Slack Video of the Day: Tea Leaf Green's got a DVD coming out this month, a film by famous son Justin Kreutzmann. The director and the band have authorized the leaking of this clip, so I figured I'd share with the class. This thing's gonna be sweet-ass-sweet, well-produced and well-played: Here's One Reason.

Slack Song of the Day: There's only one song I can play in honor of Donnie Fiedler's wedding this weekend and TJ in OH's Harvest Jam festival in Ohio: The Band's Mystery Train.


At 11:32 AM, Blogger Matty Mac said...

As I was reading Fatty Mulgrew's breakdown yesterday, I felt really, really dirty. I mean VERY dirty. Like I wanted to shower and clean off the disgusting feeling I had about me. I think it was almost too accurate. While pretty funny in context, I found myself having to turn away every once in a while.

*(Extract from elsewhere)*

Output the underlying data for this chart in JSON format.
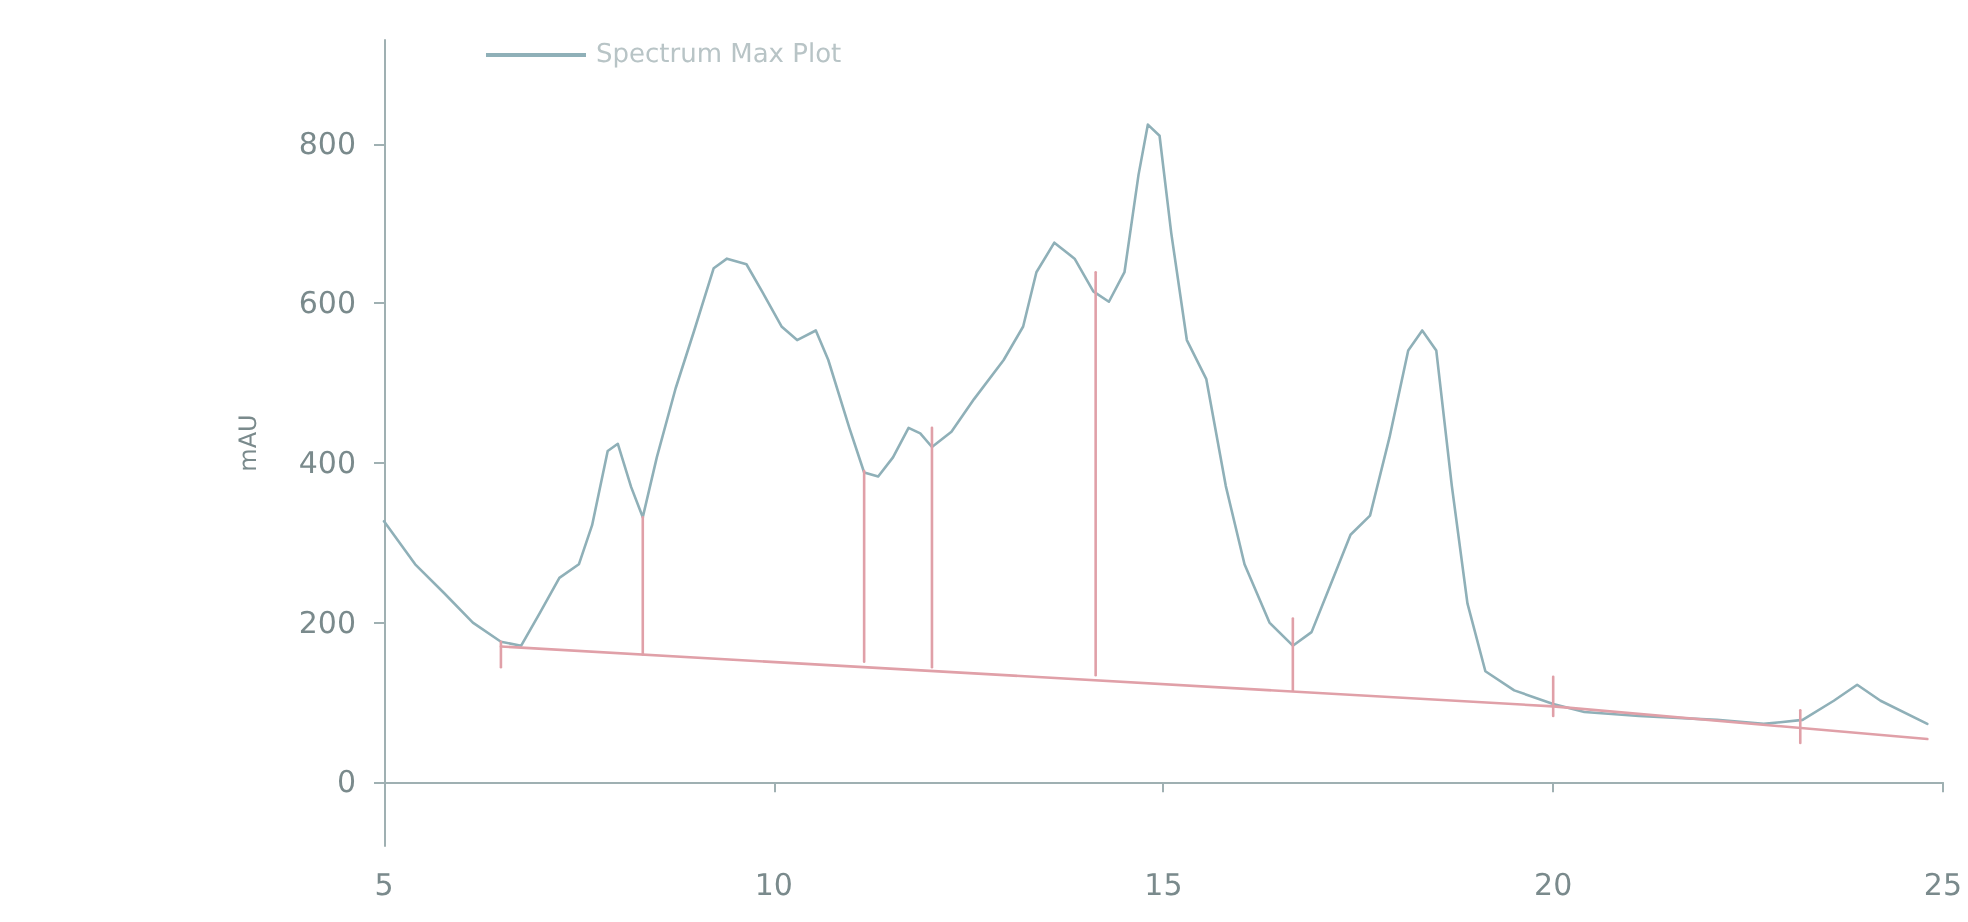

It could have been due to the raging hard-on I had as well.

At 11:55 AM, Anonymous JMoney said...

Mark Foley wants you to know that Marriot has free internet access in every room and the softest towels of any major hotel chain.

{cue maid entering} "More towels, Congressman Foley?"

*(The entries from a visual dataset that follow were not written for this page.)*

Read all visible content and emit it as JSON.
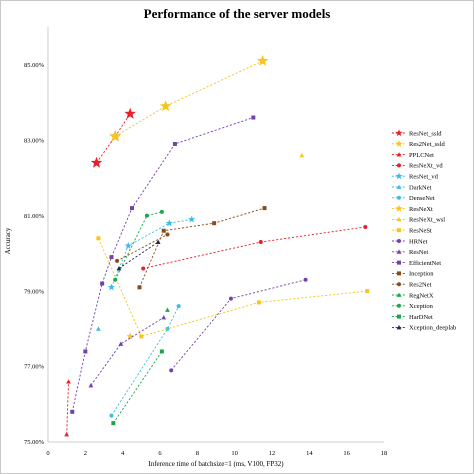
{
  "chart_data": {
    "type": "scatter",
    "title": "Performance of the server models",
    "xlabel": "Inference time of batchsize=1 (ms, V100, FP32)",
    "ylabel": "Accuracy",
    "xlim": [
      0,
      18
    ],
    "ylim": [
      75,
      86
    ],
    "xticks": [
      0,
      2,
      4,
      6,
      8,
      10,
      12,
      14,
      16,
      18
    ],
    "yticks": [
      75,
      77,
      79,
      81,
      83,
      85
    ],
    "xtick_labels": [
      "0",
      "2",
      "4",
      "6",
      "8",
      "10",
      "12",
      "14",
      "16",
      "18"
    ],
    "ytick_labels": [
      "75.00%",
      "77.00%",
      "79.00%",
      "81.00%",
      "83.00%",
      "85.00%"
    ],
    "grid": false,
    "legend_position": "right",
    "series": [
      {
        "name": "ResNet_ssld",
        "color": "#e8202a",
        "marker": "star",
        "x": [
          2.6,
          3.6,
          4.4
        ],
        "y": [
          82.4,
          83.1,
          83.7
        ]
      },
      {
        "name": "Res2Net_ssld",
        "color": "#f7c51c",
        "marker": "star",
        "x": [
          3.6,
          6.3,
          11.5
        ],
        "y": [
          83.1,
          83.9,
          85.1
        ]
      },
      {
        "name": "PPLCNet",
        "color": "#e8202a",
        "marker": "triangle",
        "x": [
          1.0,
          1.1
        ],
        "y": [
          75.2,
          76.6
        ]
      },
      {
        "name": "ResNeXt_vd",
        "color": "#e8202a",
        "marker": "circle",
        "x": [
          5.1,
          11.4,
          17.0
        ],
        "y": [
          79.6,
          80.3,
          80.7
        ]
      },
      {
        "name": "ResNet_vd",
        "color": "#3bbde8",
        "marker": "star",
        "x": [
          3.4,
          4.3,
          6.5,
          7.7
        ],
        "y": [
          79.1,
          80.2,
          80.8,
          80.9
        ]
      },
      {
        "name": "DarkNet",
        "color": "#3bbde8",
        "marker": "triangle",
        "x": [
          2.7
        ],
        "y": [
          78.0
        ]
      },
      {
        "name": "DenseNet",
        "color": "#3bbde8",
        "marker": "circle",
        "x": [
          3.4,
          6.4,
          7.0
        ],
        "y": [
          75.7,
          78.0,
          78.6
        ]
      },
      {
        "name": "ResNeXt",
        "color": "#f7c51c",
        "marker": "star",
        "x": [
          4.4
        ],
        "y": [
          77.8
        ]
      },
      {
        "name": "ResNeXt_wsl",
        "color": "#f7c51c",
        "marker": "triangle",
        "x": [
          13.6
        ],
        "y": [
          82.6
        ]
      },
      {
        "name": "ResNeSt",
        "color": "#f7c51c",
        "marker": "square",
        "x": [
          2.7,
          5.0,
          11.3,
          17.1
        ],
        "y": [
          80.4,
          77.8,
          78.7,
          79.0
        ]
      },
      {
        "name": "HRNet",
        "color": "#7342a8",
        "marker": "circle",
        "x": [
          6.6,
          9.8,
          13.8
        ],
        "y": [
          76.9,
          78.8,
          79.3
        ]
      },
      {
        "name": "ResNet",
        "color": "#7342a8",
        "marker": "triangle",
        "x": [
          2.3,
          3.9,
          6.2
        ],
        "y": [
          76.5,
          77.6,
          78.3
        ]
      },
      {
        "name": "EfficientNet",
        "color": "#7342a8",
        "marker": "square",
        "x": [
          1.3,
          2.0,
          2.9,
          3.4,
          4.5,
          6.8,
          11.0
        ],
        "y": [
          75.8,
          77.4,
          79.2,
          79.9,
          81.2,
          82.9,
          83.6
        ]
      },
      {
        "name": "Inception",
        "color": "#8b4a16",
        "marker": "square",
        "x": [
          4.9,
          6.2,
          8.9,
          11.6
        ],
        "y": [
          79.1,
          80.6,
          80.8,
          81.2
        ]
      },
      {
        "name": "Res2Net",
        "color": "#8b4a16",
        "marker": "circle",
        "x": [
          3.7,
          6.4
        ],
        "y": [
          79.8,
          80.5
        ]
      },
      {
        "name": "RegNetX",
        "color": "#1aa64a",
        "marker": "triangle",
        "x": [
          6.4
        ],
        "y": [
          78.5
        ]
      },
      {
        "name": "Xception",
        "color": "#1aa64a",
        "marker": "circle",
        "x": [
          3.6,
          5.3,
          6.1
        ],
        "y": [
          79.3,
          81.0,
          81.1
        ]
      },
      {
        "name": "HarDNet",
        "color": "#1aa64a",
        "marker": "square",
        "x": [
          3.5,
          6.1
        ],
        "y": [
          75.5,
          77.4
        ]
      },
      {
        "name": "Xception_deeplab",
        "color": "#1f2a4d",
        "marker": "triangle",
        "x": [
          3.8,
          5.9
        ],
        "y": [
          79.6,
          80.3
        ]
      }
    ]
  }
}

At 12:39 PM, Anonymous shoe5548 said...

Hey, I see Tea Leaf Green is opening for Trey in Charlottesville-apparently he's a fan. Your boys are gaining momentum...

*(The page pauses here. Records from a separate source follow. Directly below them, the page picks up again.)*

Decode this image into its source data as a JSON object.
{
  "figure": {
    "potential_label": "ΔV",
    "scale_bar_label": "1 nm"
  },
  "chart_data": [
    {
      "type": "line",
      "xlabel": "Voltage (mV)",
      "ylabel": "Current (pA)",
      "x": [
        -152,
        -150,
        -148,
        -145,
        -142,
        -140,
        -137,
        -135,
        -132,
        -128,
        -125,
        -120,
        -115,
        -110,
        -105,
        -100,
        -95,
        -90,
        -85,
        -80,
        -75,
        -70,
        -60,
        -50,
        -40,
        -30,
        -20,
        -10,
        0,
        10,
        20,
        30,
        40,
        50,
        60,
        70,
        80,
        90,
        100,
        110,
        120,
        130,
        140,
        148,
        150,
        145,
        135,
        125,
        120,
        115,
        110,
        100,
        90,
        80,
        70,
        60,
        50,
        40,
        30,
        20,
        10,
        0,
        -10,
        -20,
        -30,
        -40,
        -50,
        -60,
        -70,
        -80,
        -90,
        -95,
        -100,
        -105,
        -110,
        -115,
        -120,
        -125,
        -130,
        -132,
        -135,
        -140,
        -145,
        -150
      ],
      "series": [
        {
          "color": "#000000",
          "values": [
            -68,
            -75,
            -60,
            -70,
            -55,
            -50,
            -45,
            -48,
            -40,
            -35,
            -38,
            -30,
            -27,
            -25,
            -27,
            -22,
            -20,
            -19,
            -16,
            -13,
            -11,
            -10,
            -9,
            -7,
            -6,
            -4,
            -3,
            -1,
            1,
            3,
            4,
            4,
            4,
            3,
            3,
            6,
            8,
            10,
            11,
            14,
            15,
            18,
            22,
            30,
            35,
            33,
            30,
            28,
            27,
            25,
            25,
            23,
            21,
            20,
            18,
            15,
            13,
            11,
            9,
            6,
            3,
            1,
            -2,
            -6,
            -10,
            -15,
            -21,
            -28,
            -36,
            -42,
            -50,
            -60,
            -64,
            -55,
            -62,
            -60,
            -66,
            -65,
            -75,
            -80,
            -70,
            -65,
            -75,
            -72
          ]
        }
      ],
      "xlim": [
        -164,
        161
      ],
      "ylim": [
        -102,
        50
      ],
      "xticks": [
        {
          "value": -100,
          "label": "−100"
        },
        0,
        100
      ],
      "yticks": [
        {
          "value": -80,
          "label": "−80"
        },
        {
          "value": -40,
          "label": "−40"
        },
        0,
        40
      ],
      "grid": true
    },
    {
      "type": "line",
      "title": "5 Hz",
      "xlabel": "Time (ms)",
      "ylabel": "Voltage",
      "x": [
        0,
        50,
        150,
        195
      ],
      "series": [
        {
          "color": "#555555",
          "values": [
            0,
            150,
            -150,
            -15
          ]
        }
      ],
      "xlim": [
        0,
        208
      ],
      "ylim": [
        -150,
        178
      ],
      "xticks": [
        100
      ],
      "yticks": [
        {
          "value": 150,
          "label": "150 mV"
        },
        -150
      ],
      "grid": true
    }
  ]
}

At 12:50 PM, Blogger Snacks said...


Having nothing to do with today's post, I wanted to let you know that Slack Lalane is my new homepage on my laptop. It had been for years but ever since I was able to get personal e-mail on my blackberry, that became obsolete. And ESPN Motion (while cool at times) makes an annoying choice for a home page. So, Slack Lalane it is. Congrats!


At 1:17 PM, Blogger Mr. Underhill said...

Is it hot in here, or did I just read Foley's IM conversation 5 times (with a gag ball in my mouth and a belt around my neck)? I gotta go get some water.

At 1:44 PM, Blogger Jason Mulgrew said...

You guys are so nice. I love you all.

MulgrewJ (1:39:31): "So uh, you ever accidentally, uh, stick your finger in your ass when wiping and, uh, it feels like, maybe, nice?"

Ace (1:39:56): "I've been waiting for three years for you to ask me that question."